When the Allied forces began to close in on Poland, the Germans decided to move the prisoners closer together. Moshenburg was then forced on the first of two "death marches," this time to Auschwitz.
"From that day on, Charlie was gone and I was known as D4374," he said, stroking the tattoo on his arm.
Here, Moshenburg considered himself lucky, because he was forced to shovel coal into the factory furnace, while other Jews had to break small rocks into gravel with hammers.
"There was the pushing, pushing, pushing -- always a few Germans pushing the hell out of you," he said. "Then, they would shovel the gravel out, take it about 200 yards and bury it, and it would start all over again."
Prisoners also had more than German soldiers to fear. Convicted murderers called "kappas" also roamed the camp, having been sent there to maintain order rather than be sentenced to prison.
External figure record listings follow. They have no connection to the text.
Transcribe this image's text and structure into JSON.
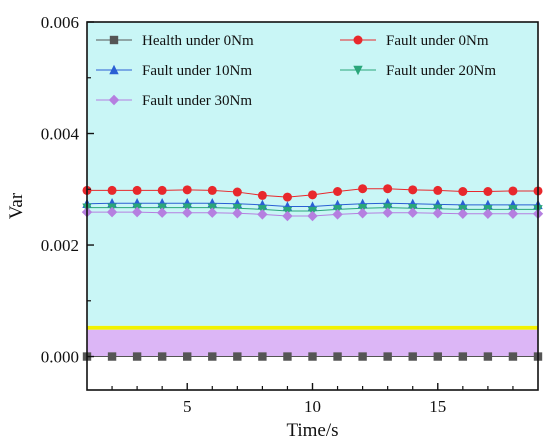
{
  "chart_data": {
    "type": "line",
    "xlabel": "Time/s",
    "ylabel": "Var",
    "xlim": [
      1,
      19
    ],
    "ylim": [
      -0.0006,
      0.006
    ],
    "xticks": [
      5,
      10,
      15
    ],
    "yticks": [
      0.0,
      0.002,
      0.004,
      0.006
    ],
    "ytick_labels": [
      "0.000",
      "0.002",
      "0.004",
      "0.006"
    ],
    "grid": false,
    "legend_position": "top",
    "x": [
      1,
      2,
      3,
      4,
      5,
      6,
      7,
      8,
      9,
      10,
      11,
      12,
      13,
      14,
      15,
      16,
      17,
      18,
      19
    ],
    "series": [
      {
        "name": "Health under 0Nm",
        "color": "#555555",
        "marker": "square",
        "values": [
          0.0,
          0.0,
          0.0,
          0.0,
          0.0,
          0.0,
          0.0,
          0.0,
          0.0,
          0.0,
          0.0,
          0.0,
          0.0,
          0.0,
          0.0,
          0.0,
          0.0,
          0.0,
          0.0
        ]
      },
      {
        "name": "Fault under 0Nm",
        "color": "#e8282c",
        "marker": "circle",
        "values": [
          0.00298,
          0.00298,
          0.00298,
          0.00298,
          0.00299,
          0.00298,
          0.00295,
          0.00289,
          0.00286,
          0.0029,
          0.00296,
          0.00301,
          0.00301,
          0.00299,
          0.00298,
          0.00296,
          0.00296,
          0.00297,
          0.00297
        ]
      },
      {
        "name": "Fault under 10Nm",
        "color": "#2a5fd4",
        "marker": "triangle-up",
        "values": [
          0.00274,
          0.00275,
          0.00275,
          0.00275,
          0.00275,
          0.00275,
          0.00274,
          0.00272,
          0.00269,
          0.00269,
          0.00272,
          0.00274,
          0.00275,
          0.00274,
          0.00273,
          0.00272,
          0.00272,
          0.00272,
          0.00272
        ]
      },
      {
        "name": "Fault under 20Nm",
        "color": "#2aa67a",
        "marker": "triangle-down",
        "values": [
          0.00267,
          0.00267,
          0.00267,
          0.00267,
          0.00267,
          0.00267,
          0.00266,
          0.00264,
          0.00261,
          0.00261,
          0.00264,
          0.00266,
          0.00267,
          0.00266,
          0.00265,
          0.00264,
          0.00264,
          0.00264,
          0.00264
        ]
      },
      {
        "name": "Fault under 30Nm",
        "color": "#b57fe0",
        "marker": "diamond",
        "values": [
          0.00259,
          0.00259,
          0.00259,
          0.00258,
          0.00258,
          0.00258,
          0.00257,
          0.00255,
          0.00252,
          0.00252,
          0.00255,
          0.00257,
          0.00258,
          0.00258,
          0.00257,
          0.00256,
          0.00256,
          0.00256,
          0.00256
        ]
      }
    ],
    "bands": [
      {
        "name": "background-band",
        "from": 0.00055,
        "to": 0.006,
        "color": "#c9f6f6"
      },
      {
        "name": "separator-band",
        "from": 0.00048,
        "to": 0.00055,
        "color": "#f2f200"
      },
      {
        "name": "lower-band",
        "from": 0.0,
        "to": 0.00048,
        "color": "#dcb6f6"
      }
    ]
  }
}
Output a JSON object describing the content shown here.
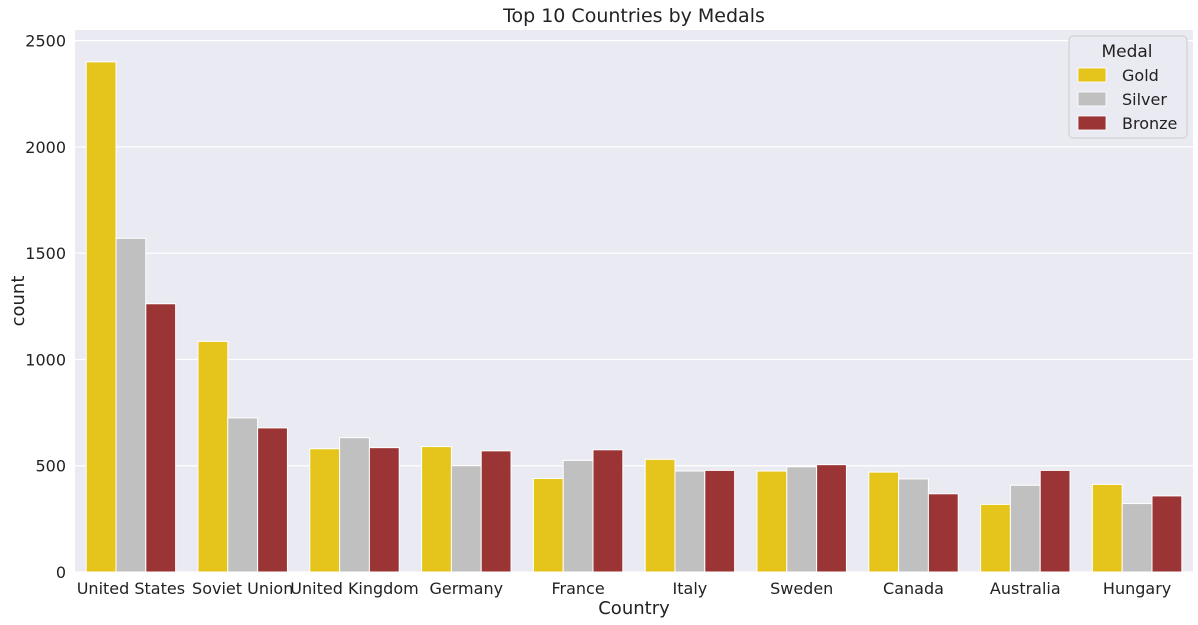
{
  "chart_data": {
    "type": "bar",
    "title": "Top 10 Countries by Medals",
    "xlabel": "Country",
    "ylabel": "count",
    "ylim": [
      0,
      2550
    ],
    "yticks": [
      0,
      500,
      1000,
      1500,
      2000,
      2500
    ],
    "ytick_labels": [
      "0",
      "500",
      "1000",
      "1500",
      "2000",
      "2500"
    ],
    "grid": true,
    "legend": {
      "title": "Medal",
      "placement": "top-right"
    },
    "categories": [
      "United States",
      "Soviet Union",
      "United Kingdom",
      "Germany",
      "France",
      "Italy",
      "Sweden",
      "Canada",
      "Australia",
      "Hungary"
    ],
    "series": [
      {
        "name": "Gold",
        "color": "#e5c41c",
        "values": [
          2400,
          1085,
          580,
          590,
          440,
          530,
          475,
          470,
          318,
          412
        ]
      },
      {
        "name": "Silver",
        "color": "#c0c0c0",
        "values": [
          1570,
          725,
          632,
          500,
          525,
          475,
          495,
          438,
          408,
          322
        ]
      },
      {
        "name": "Bronze",
        "color": "#9b3535",
        "values": [
          1262,
          678,
          585,
          570,
          575,
          478,
          505,
          368,
          478,
          358
        ]
      }
    ]
  },
  "colors": {
    "plot_background": "#eaeaf2",
    "grid": "#ffffff"
  }
}
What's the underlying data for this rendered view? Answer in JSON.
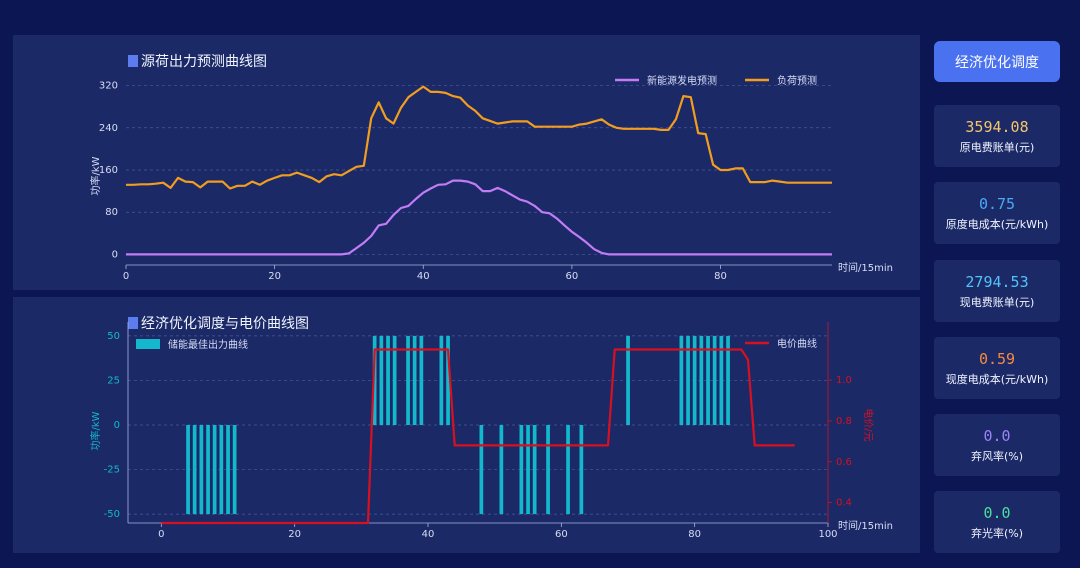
{
  "charts": [
    {
      "title": "源荷出力预测曲线图",
      "x_unit": "时间/15min",
      "y_label": "功率/kW",
      "legend": [
        "新能源发电预测",
        "负荷预测"
      ],
      "colors": {
        "pv": "#c27cf5",
        "load": "#f39d1f",
        "grid": "#4b5a9e"
      }
    },
    {
      "title": "经济优化调度与电价曲线图",
      "x_unit": "时间/15min",
      "y_label": "功率/kW",
      "y2_label": "电价/元",
      "legend": [
        "储能最佳出力曲线",
        "电价曲线"
      ],
      "colors": {
        "storage": "#13b8cc",
        "price": "#d8101f",
        "grid": "#4b5a9e"
      }
    }
  ],
  "chart_data": [
    {
      "type": "line",
      "title": "源荷出力预测曲线图",
      "ylabel": "功率/kW",
      "xlabel": "时间/15min",
      "xlim": [
        0,
        95
      ],
      "ylim": [
        -20,
        340
      ],
      "x_ticks": [
        0,
        20,
        40,
        60,
        80
      ],
      "y_ticks": [
        0,
        80,
        160,
        240,
        320
      ],
      "grid": true,
      "legend_position": "top-right",
      "series": [
        {
          "name": "新能源发电预测",
          "values": [
            0,
            0,
            0,
            0,
            0,
            0,
            0,
            0,
            0,
            0,
            0,
            0,
            0,
            0,
            0,
            0,
            0,
            0,
            0,
            0,
            0,
            0,
            0,
            0,
            0,
            0,
            0,
            0,
            0,
            0,
            2,
            12,
            22,
            35,
            55,
            58,
            75,
            88,
            92,
            105,
            117,
            125,
            132,
            133,
            140,
            140,
            138,
            133,
            120,
            120,
            126,
            120,
            112,
            104,
            100,
            92,
            80,
            78,
            68,
            55,
            43,
            33,
            22,
            10,
            3,
            0,
            0,
            0,
            0,
            0,
            0,
            0,
            0,
            0,
            0,
            0,
            0,
            0,
            0,
            0,
            0,
            0,
            0,
            0,
            0,
            0,
            0,
            0,
            0,
            0,
            0,
            0,
            0,
            0,
            0,
            0
          ]
        },
        {
          "name": "负荷预测",
          "values": [
            132,
            132,
            133,
            133,
            134,
            136,
            126,
            145,
            138,
            137,
            127,
            138,
            138,
            138,
            125,
            130,
            130,
            138,
            132,
            140,
            145,
            150,
            150,
            155,
            150,
            145,
            137,
            148,
            152,
            150,
            158,
            166,
            168,
            258,
            288,
            258,
            248,
            278,
            298,
            308,
            318,
            308,
            308,
            306,
            300,
            297,
            282,
            272,
            258,
            253,
            248,
            250,
            252,
            252,
            252,
            242,
            242,
            242,
            242,
            242,
            242,
            246,
            248,
            252,
            256,
            246,
            240,
            238,
            238,
            238,
            238,
            238,
            236,
            236,
            256,
            300,
            298,
            230,
            228,
            170,
            160,
            160,
            163,
            163,
            137,
            137,
            137,
            140,
            138,
            136,
            136,
            136,
            136,
            136,
            136,
            136
          ]
        }
      ]
    },
    {
      "type": "bar",
      "title": "经济优化调度与电价曲线图",
      "ylabel": "功率/kW",
      "y2label": "电价/元",
      "xlabel": "时间/15min",
      "xlim": [
        -5,
        100
      ],
      "ylim": [
        -55,
        55
      ],
      "y2lim": [
        0.3,
        1.26
      ],
      "x_ticks": [
        0,
        20,
        40,
        60,
        80,
        100
      ],
      "y_ticks": [
        50,
        25,
        0,
        -25,
        -50
      ],
      "y2_ticks": [
        0.4,
        0.6,
        0.8,
        1.0
      ],
      "grid": true,
      "legend_position": "top",
      "series": [
        {
          "name": "储能最佳出力曲线",
          "type": "bar",
          "values": [
            0,
            0,
            0,
            0,
            -50,
            -50,
            -50,
            -50,
            -50,
            -50,
            -50,
            -50,
            0,
            0,
            0,
            0,
            0,
            0,
            0,
            0,
            0,
            0,
            0,
            0,
            0,
            0,
            0,
            0,
            0,
            0,
            0,
            0,
            50,
            50,
            50,
            50,
            0,
            50,
            50,
            50,
            0,
            0,
            50,
            50,
            0,
            0,
            0,
            0,
            -50,
            0,
            0,
            -50,
            0,
            0,
            -50,
            -50,
            -50,
            0,
            -50,
            0,
            0,
            -50,
            0,
            -50,
            0,
            0,
            0,
            0,
            0,
            0,
            50,
            0,
            0,
            0,
            0,
            0,
            0,
            0,
            50,
            50,
            50,
            50,
            50,
            50,
            50,
            50,
            0,
            0,
            0,
            0,
            0,
            0,
            0,
            0,
            0,
            0
          ]
        },
        {
          "name": "电价曲线",
          "type": "line",
          "values": [
            0.3,
            0.3,
            0.3,
            0.3,
            0.3,
            0.3,
            0.3,
            0.3,
            0.3,
            0.3,
            0.3,
            0.3,
            0.3,
            0.3,
            0.3,
            0.3,
            0.3,
            0.3,
            0.3,
            0.3,
            0.3,
            0.3,
            0.3,
            0.3,
            0.3,
            0.3,
            0.3,
            0.3,
            0.3,
            0.3,
            0.3,
            0.3,
            1.15,
            1.15,
            1.15,
            1.15,
            1.15,
            1.15,
            1.15,
            1.15,
            1.15,
            1.15,
            1.15,
            1.15,
            0.68,
            0.68,
            0.68,
            0.68,
            0.68,
            0.68,
            0.68,
            0.68,
            0.68,
            0.68,
            0.68,
            0.68,
            0.68,
            0.68,
            0.68,
            0.68,
            0.68,
            0.68,
            0.68,
            0.68,
            0.68,
            0.68,
            0.68,
            0.68,
            1.15,
            1.15,
            1.15,
            1.15,
            1.15,
            1.15,
            1.15,
            1.15,
            1.15,
            1.15,
            1.15,
            1.15,
            1.15,
            1.15,
            1.15,
            1.15,
            1.15,
            1.15,
            1.15,
            1.15,
            1.1,
            0.68,
            0.68,
            0.68,
            0.68,
            0.68,
            0.68,
            0.68
          ]
        }
      ]
    }
  ],
  "sidebar": {
    "button_label": "经济优化调度",
    "cards": [
      {
        "value": "3594.08",
        "label": "原电费账单(元)",
        "color": "#f4c66a"
      },
      {
        "value": "0.75",
        "label": "原度电成本(元/kWh)",
        "color": "#4aa9f5"
      },
      {
        "value": "2794.53",
        "label": "现电费账单(元)",
        "color": "#52c3f7"
      },
      {
        "value": "0.59",
        "label": "现度电成本(元/kWh)",
        "color": "#f78a3e"
      },
      {
        "value": "0.0",
        "label": "弃风率(%)",
        "color": "#9b82f7"
      },
      {
        "value": "0.0",
        "label": "弃光率(%)",
        "color": "#49e09b"
      }
    ]
  }
}
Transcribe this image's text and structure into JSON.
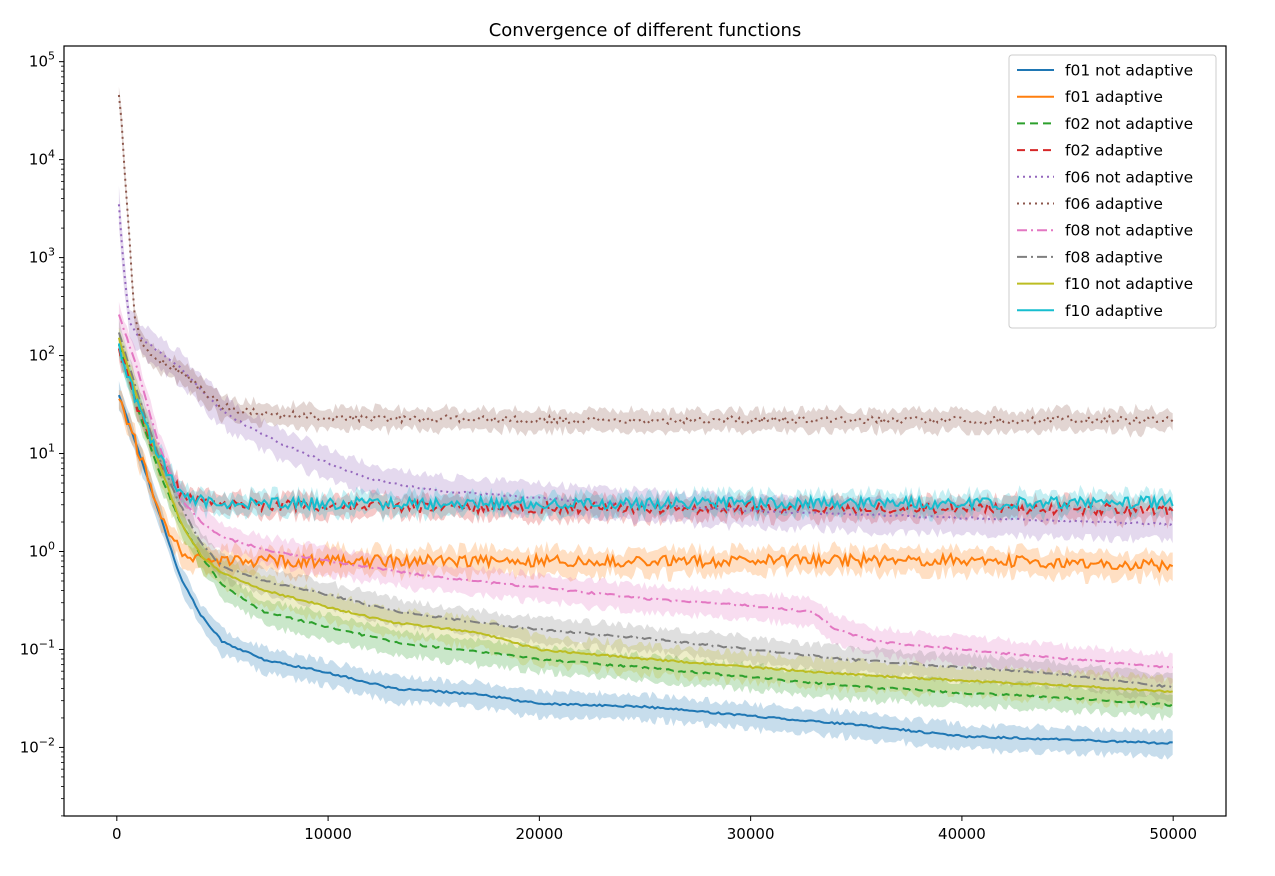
{
  "chart_data": {
    "type": "line",
    "title": "Convergence of different functions",
    "xlabel": "",
    "ylabel": "",
    "xlim": [
      -2500,
      52500
    ],
    "ylim_log10": [
      -2.7,
      5.16
    ],
    "yscale": "log",
    "grid": false,
    "legend_position": "top-right",
    "x_ticks": [
      {
        "value": 0,
        "label": "0"
      },
      {
        "value": 10000,
        "label": "10000"
      },
      {
        "value": 20000,
        "label": "20000"
      },
      {
        "value": 30000,
        "label": "30000"
      },
      {
        "value": 40000,
        "label": "40000"
      },
      {
        "value": 50000,
        "label": "50000"
      }
    ],
    "y_ticks": [
      {
        "exp": -2,
        "base": "10",
        "sup": "−2"
      },
      {
        "exp": -1,
        "base": "10",
        "sup": "−1"
      },
      {
        "exp": 0,
        "base": "10",
        "sup": "0"
      },
      {
        "exp": 1,
        "base": "10",
        "sup": "1"
      },
      {
        "exp": 2,
        "base": "10",
        "sup": "2"
      },
      {
        "exp": 3,
        "base": "10",
        "sup": "3"
      },
      {
        "exp": 4,
        "base": "10",
        "sup": "4"
      },
      {
        "exp": 5,
        "base": "10",
        "sup": "5"
      }
    ],
    "series": [
      {
        "name": "f01 not adaptive",
        "color": "#1f77b4",
        "dash": "solid",
        "noise": 0.01,
        "band": 0.12,
        "x": [
          100,
          1000,
          2000,
          3000,
          4000,
          5000,
          7000,
          10000,
          13000,
          17000,
          20000,
          25000,
          30000,
          35000,
          40000,
          45000,
          50000
        ],
        "y": [
          40,
          11,
          2.5,
          0.55,
          0.22,
          0.12,
          0.078,
          0.058,
          0.04,
          0.035,
          0.028,
          0.026,
          0.021,
          0.017,
          0.013,
          0.012,
          0.011
        ]
      },
      {
        "name": "f01 adaptive",
        "color": "#ff7f0e",
        "dash": "solid",
        "noise": 0.06,
        "band": 0.12,
        "x": [
          100,
          1000,
          2000,
          3000,
          4000,
          5000,
          6000,
          8000,
          10000,
          20000,
          30000,
          40000,
          50000
        ],
        "y": [
          38,
          11,
          2.6,
          1.0,
          0.85,
          0.8,
          0.8,
          0.8,
          0.8,
          0.8,
          0.8,
          0.82,
          0.72
        ]
      },
      {
        "name": "f02 not adaptive",
        "color": "#2ca02c",
        "dash": "8,5",
        "noise": 0.01,
        "band": 0.12,
        "x": [
          100,
          1000,
          2000,
          3000,
          4000,
          5000,
          7000,
          10000,
          13000,
          17000,
          20000,
          25000,
          30000,
          35000,
          40000,
          45000,
          50000
        ],
        "y": [
          130,
          28,
          6.5,
          2.0,
          0.9,
          0.45,
          0.24,
          0.17,
          0.12,
          0.095,
          0.08,
          0.065,
          0.052,
          0.042,
          0.036,
          0.032,
          0.027
        ]
      },
      {
        "name": "f02 adaptive",
        "color": "#d62728",
        "dash": "8,5",
        "noise": 0.06,
        "band": 0.1,
        "x": [
          100,
          1000,
          2000,
          3000,
          4000,
          5000,
          6000,
          10000,
          20000,
          30000,
          40000,
          50000
        ],
        "y": [
          120,
          28,
          9,
          4,
          3.2,
          3.0,
          3.0,
          2.9,
          2.8,
          2.8,
          2.8,
          2.7
        ]
      },
      {
        "name": "f06 not adaptive",
        "color": "#9467bd",
        "dash": "2,4",
        "noise": 0.01,
        "band": 0.15,
        "x": [
          100,
          300,
          600,
          1000,
          2000,
          3000,
          4000,
          5000,
          6000,
          8000,
          10000,
          12000,
          15000,
          20000,
          25000,
          30000,
          40000,
          50000
        ],
        "y": [
          3500,
          900,
          220,
          160,
          110,
          75,
          45,
          27,
          20,
          12,
          8,
          5.5,
          4.2,
          3.5,
          3.0,
          2.6,
          2.2,
          1.9
        ]
      },
      {
        "name": "f06 adaptive",
        "color": "#8c564b",
        "dash": "2,4",
        "noise": 0.04,
        "band": 0.1,
        "x": [
          100,
          200,
          400,
          600,
          800,
          1200,
          2000,
          3000,
          4000,
          5000,
          6000,
          8000,
          10000,
          20000,
          30000,
          40000,
          50000
        ],
        "y": [
          45000,
          30000,
          6000,
          1500,
          300,
          120,
          90,
          70,
          45,
          30,
          27,
          25,
          23,
          22,
          22,
          22,
          22
        ]
      },
      {
        "name": "f08 not adaptive",
        "color": "#e377c2",
        "dash": "10,4,2,4",
        "noise": 0.01,
        "band": 0.13,
        "x": [
          100,
          1000,
          2000,
          3000,
          4000,
          5000,
          7000,
          10000,
          15000,
          20000,
          25000,
          30000,
          33000,
          34000,
          36000,
          40000,
          45000,
          50000
        ],
        "y": [
          260,
          70,
          12,
          3.5,
          2.0,
          1.4,
          1.05,
          0.8,
          0.55,
          0.43,
          0.33,
          0.28,
          0.24,
          0.16,
          0.12,
          0.1,
          0.08,
          0.065
        ]
      },
      {
        "name": "f08 adaptive",
        "color": "#7f7f7f",
        "dash": "10,4,2,4",
        "noise": 0.01,
        "band": 0.12,
        "x": [
          100,
          1000,
          2000,
          3000,
          4000,
          5000,
          7000,
          10000,
          13000,
          17000,
          20000,
          25000,
          30000,
          35000,
          40000,
          45000,
          50000
        ],
        "y": [
          170,
          40,
          9,
          3.0,
          1.2,
          0.7,
          0.5,
          0.36,
          0.25,
          0.19,
          0.16,
          0.13,
          0.1,
          0.078,
          0.066,
          0.055,
          0.041
        ]
      },
      {
        "name": "f10 not adaptive",
        "color": "#bcbd22",
        "dash": "solid",
        "noise": 0.01,
        "band": 0.14,
        "x": [
          100,
          1000,
          2000,
          3000,
          4000,
          5000,
          7000,
          10000,
          13000,
          17000,
          20000,
          25000,
          30000,
          35000,
          40000,
          45000,
          50000
        ],
        "y": [
          150,
          35,
          8,
          2.0,
          0.9,
          0.6,
          0.4,
          0.27,
          0.19,
          0.15,
          0.1,
          0.08,
          0.066,
          0.055,
          0.048,
          0.043,
          0.037
        ]
      },
      {
        "name": "f10 adaptive",
        "color": "#17becf",
        "dash": "solid",
        "noise": 0.06,
        "band": 0.1,
        "x": [
          100,
          1000,
          2000,
          3000,
          4000,
          5000,
          6000,
          10000,
          20000,
          30000,
          40000,
          50000
        ],
        "y": [
          120,
          30,
          9,
          4,
          3.3,
          3.1,
          3.1,
          3.1,
          3.1,
          3.1,
          3.1,
          3.2
        ]
      }
    ]
  }
}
"There were atrocities no Hollywood could re-create," Moshenburg said. "One night, for example, I got up to go to the bathroom and heard screams. I ran back to my bed, but found out the next morning that they had taken six people to the bathroom and drowned them by putting a hose in their mouth."
Finally, when the Allies drew even closer, Moshenburg was marched with the others to two camps high in the Troll mountains. Here, the prisoners worked at building a factory.
It was there that Moshenburg, who later traveled to the United States when President Harry Truman offered refuge to all Jews willing to renounce their national citizenship, was returned to freedom.
He fondly recalled the day the U.S. 2nd Army liberated him and his fellow prisoners.
"Naturally these boys came in, and they did everything they could," he said. "But the first thing they had to do was stay there for half an hour or so and cry their hearts out because they just couldn't take it.
"There were streets and streets of dead people. You could walk on dead people."